Like Skyrealms of Jorune, Hârn is a product that any reader of Dragon during the early to mid-1980s should remember well, as it was regularly advertised in those hallowed pages. Also like Jorune, it was a product that was, in my limited experience anyway, more admired than actually used in play. The brainchild of N. Robin Crossby, who died a year and a half ago, Hârn has long been associated with the tagline "A Real Fantasy World," by which one is meant to understand that it is a highly detailed setting whose creator has given much thought to matters of history, culture, and social dynamics in order to produce, in his words, "an environment that is fundamentally rational."
First released in 1983, Hârn describes a single large island about three times the size of Britain. And, like Britain, the island, which gives its name to the product, is located to the northwest of a larger continent, with which it shares history and culture. Hârn is home to nine civilized kingdoms, as well as many barbaric tribes. The setting is reminiscent of Norman England, in terms of society and technology, but it's not a one-for-one correspondence. The real genius of Hârn is the way that it manages to blend real world influences with a wide variety of fantastical ones, including perhaps the strangest "orcs" ever to appear in any fantasy game (the gargûn, as they are called, have a hive-based social structure akin to ants or bees).
At the same time, Hârn suffers, I think, from being a little too detailed, particularly nowadays, after more than 25 years of development.

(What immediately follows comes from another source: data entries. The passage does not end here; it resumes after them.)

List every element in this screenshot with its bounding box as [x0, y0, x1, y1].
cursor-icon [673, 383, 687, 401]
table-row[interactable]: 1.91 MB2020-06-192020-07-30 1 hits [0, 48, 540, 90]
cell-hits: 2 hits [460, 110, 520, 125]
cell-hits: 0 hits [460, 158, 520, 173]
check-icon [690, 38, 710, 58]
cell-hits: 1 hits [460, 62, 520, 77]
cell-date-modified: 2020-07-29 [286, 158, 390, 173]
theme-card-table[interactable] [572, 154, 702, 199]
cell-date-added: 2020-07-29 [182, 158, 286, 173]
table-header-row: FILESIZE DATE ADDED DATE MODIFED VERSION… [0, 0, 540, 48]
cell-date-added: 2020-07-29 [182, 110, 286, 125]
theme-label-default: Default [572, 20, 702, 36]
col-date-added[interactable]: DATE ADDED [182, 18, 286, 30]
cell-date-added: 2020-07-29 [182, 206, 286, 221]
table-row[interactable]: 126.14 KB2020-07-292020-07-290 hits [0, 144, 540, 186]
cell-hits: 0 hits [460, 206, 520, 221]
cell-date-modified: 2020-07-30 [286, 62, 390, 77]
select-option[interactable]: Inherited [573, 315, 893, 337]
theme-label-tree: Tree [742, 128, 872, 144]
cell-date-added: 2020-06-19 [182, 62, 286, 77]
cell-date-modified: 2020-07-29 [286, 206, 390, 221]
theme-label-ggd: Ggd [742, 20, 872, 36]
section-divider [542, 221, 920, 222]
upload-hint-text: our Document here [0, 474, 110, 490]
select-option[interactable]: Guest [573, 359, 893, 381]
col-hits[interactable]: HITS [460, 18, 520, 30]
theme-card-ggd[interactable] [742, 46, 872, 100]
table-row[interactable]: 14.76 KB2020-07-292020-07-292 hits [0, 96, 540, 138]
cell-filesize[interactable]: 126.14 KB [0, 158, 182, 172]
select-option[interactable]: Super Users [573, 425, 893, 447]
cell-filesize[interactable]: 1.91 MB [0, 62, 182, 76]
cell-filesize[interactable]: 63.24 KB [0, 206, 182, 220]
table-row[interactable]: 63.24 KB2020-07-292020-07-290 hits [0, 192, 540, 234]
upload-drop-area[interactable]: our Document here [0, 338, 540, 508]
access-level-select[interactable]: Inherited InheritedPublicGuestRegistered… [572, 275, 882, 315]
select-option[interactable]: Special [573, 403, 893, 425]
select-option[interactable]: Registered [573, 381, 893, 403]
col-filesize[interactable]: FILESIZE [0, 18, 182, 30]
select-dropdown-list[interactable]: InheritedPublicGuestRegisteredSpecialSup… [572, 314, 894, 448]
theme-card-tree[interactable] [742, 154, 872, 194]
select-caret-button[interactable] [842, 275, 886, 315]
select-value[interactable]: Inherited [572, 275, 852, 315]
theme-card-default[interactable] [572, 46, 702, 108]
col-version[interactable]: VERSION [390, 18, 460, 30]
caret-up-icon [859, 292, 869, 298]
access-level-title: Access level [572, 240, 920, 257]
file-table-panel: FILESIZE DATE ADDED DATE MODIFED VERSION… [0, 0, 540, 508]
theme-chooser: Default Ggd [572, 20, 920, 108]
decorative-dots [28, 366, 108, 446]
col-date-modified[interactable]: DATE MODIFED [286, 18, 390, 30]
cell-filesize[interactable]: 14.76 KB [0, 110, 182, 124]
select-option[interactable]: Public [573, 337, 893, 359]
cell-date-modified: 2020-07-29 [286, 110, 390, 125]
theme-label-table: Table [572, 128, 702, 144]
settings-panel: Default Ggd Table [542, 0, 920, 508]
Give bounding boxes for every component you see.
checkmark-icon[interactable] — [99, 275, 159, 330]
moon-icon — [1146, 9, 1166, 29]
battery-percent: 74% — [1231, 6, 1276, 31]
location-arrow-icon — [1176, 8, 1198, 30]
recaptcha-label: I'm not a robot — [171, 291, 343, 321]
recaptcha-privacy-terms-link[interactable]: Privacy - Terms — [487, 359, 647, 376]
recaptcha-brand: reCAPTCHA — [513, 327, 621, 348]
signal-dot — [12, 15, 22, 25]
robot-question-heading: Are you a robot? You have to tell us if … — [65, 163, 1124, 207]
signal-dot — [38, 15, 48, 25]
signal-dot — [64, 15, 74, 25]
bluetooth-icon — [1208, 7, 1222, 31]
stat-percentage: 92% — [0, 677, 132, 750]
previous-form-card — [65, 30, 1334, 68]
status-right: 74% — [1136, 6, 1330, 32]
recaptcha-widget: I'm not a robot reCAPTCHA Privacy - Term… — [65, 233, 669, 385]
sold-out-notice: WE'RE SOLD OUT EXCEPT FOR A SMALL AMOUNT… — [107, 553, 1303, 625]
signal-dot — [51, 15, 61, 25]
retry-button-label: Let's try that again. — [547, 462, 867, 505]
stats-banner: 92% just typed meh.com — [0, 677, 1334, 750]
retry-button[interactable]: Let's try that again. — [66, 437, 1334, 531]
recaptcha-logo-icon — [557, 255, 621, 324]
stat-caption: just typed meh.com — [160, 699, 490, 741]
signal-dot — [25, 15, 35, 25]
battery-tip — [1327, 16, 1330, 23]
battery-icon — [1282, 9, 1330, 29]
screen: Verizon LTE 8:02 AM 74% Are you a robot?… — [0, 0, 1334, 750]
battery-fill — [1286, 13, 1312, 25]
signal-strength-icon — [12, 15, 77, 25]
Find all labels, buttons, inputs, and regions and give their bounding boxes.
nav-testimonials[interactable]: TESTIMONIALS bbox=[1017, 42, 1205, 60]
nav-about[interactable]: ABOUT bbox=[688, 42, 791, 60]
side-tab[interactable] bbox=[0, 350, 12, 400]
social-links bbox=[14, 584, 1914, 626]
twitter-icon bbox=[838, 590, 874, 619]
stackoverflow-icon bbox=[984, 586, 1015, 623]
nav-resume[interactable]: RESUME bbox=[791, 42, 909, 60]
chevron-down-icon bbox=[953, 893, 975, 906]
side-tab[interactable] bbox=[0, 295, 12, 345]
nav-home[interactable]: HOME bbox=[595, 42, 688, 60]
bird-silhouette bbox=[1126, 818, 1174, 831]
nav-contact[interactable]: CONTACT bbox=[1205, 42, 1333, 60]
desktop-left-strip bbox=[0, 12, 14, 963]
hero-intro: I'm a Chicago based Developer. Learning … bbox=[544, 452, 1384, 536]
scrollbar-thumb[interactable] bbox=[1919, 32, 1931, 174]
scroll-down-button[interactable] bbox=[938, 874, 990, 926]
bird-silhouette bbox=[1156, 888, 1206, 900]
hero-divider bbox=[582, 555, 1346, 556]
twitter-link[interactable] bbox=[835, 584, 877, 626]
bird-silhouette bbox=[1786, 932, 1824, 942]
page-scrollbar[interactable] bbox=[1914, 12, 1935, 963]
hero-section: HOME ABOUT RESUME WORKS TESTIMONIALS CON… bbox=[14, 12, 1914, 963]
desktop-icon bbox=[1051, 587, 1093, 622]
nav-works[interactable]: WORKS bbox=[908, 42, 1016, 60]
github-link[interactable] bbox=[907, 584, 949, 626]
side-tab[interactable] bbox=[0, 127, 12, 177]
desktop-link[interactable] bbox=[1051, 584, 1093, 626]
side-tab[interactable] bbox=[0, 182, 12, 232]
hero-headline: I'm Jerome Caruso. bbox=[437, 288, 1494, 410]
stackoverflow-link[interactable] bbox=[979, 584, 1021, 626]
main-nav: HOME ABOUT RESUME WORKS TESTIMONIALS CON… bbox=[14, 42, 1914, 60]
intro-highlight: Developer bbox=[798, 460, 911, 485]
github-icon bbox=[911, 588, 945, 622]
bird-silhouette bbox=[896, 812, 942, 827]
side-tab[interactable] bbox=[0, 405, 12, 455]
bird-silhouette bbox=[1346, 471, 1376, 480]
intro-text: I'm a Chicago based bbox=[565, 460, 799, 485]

Like Tékumel and Glorantha, newcomers might rightly fear that it's impossible to get into Hârn without investing untold hours in absorbing its minutiae. That's not true, of course; Hârn is probably no less accessible than most well-developed fantasy settings, but it gives the impression that this isn't the case. The original release and its supplements have a dry, even academic tone to them that can be off-putting to those expecting writing with more zest. Likewise, the smallness of the island of Hârn itself means that, almost literally, every square mile of the place has been fleshed out in some way, often with pages of supplementary material and maps. Little wonder that Hârn has the reputation it does among those who know of it.
I mentioned maps above and no retrospective about Hârn would be complete without discussing its maps. In its day, the poster map of Hârn was probably the most impressive piece of cartography to come out of the gaming world, being attractive and at a scale to be very useful in play. I'd argue that the map (and the others that followed) remain solid competitors for the best gaming maps ever made. Indeed, the maps alone have tempted me on more than one occasion to try and run a campaign set on Hârn.
But I never have. For some reason, I've never managed to take the plunge and use Hârn in any way, despite owning several Hârnic products. Part of it, I guess, is that, for all my admiration of Hârn's "realism" and attention to detail, I generally crave more fantastical worlds for my roleplaying. I suspect too that the accumulation of little things I dislike about Hârn, particularly its direct importation of Middle-earth's elves and dwarves, rubs me the wrong way enough that I can't bring myself to use it. That's not a knock against Hârn so much as an acknowledgment of my respect for its imaginative unity. Like many of the best fantasy settings, Hârn benefits from the powerful vision of its creator and I worry that pulling at any of the loose threads I see dangling might unravel the whole beautiful tapestry. Oddly I don't feel that way about many other equally intricate settings that others view as I do Hârn, so perhaps it says something about me that I don't yet fathom.
Regardless, Hârn is a classic product and one that has regularly inspired me even though I have never actually used it. How many other gaming creations can say that?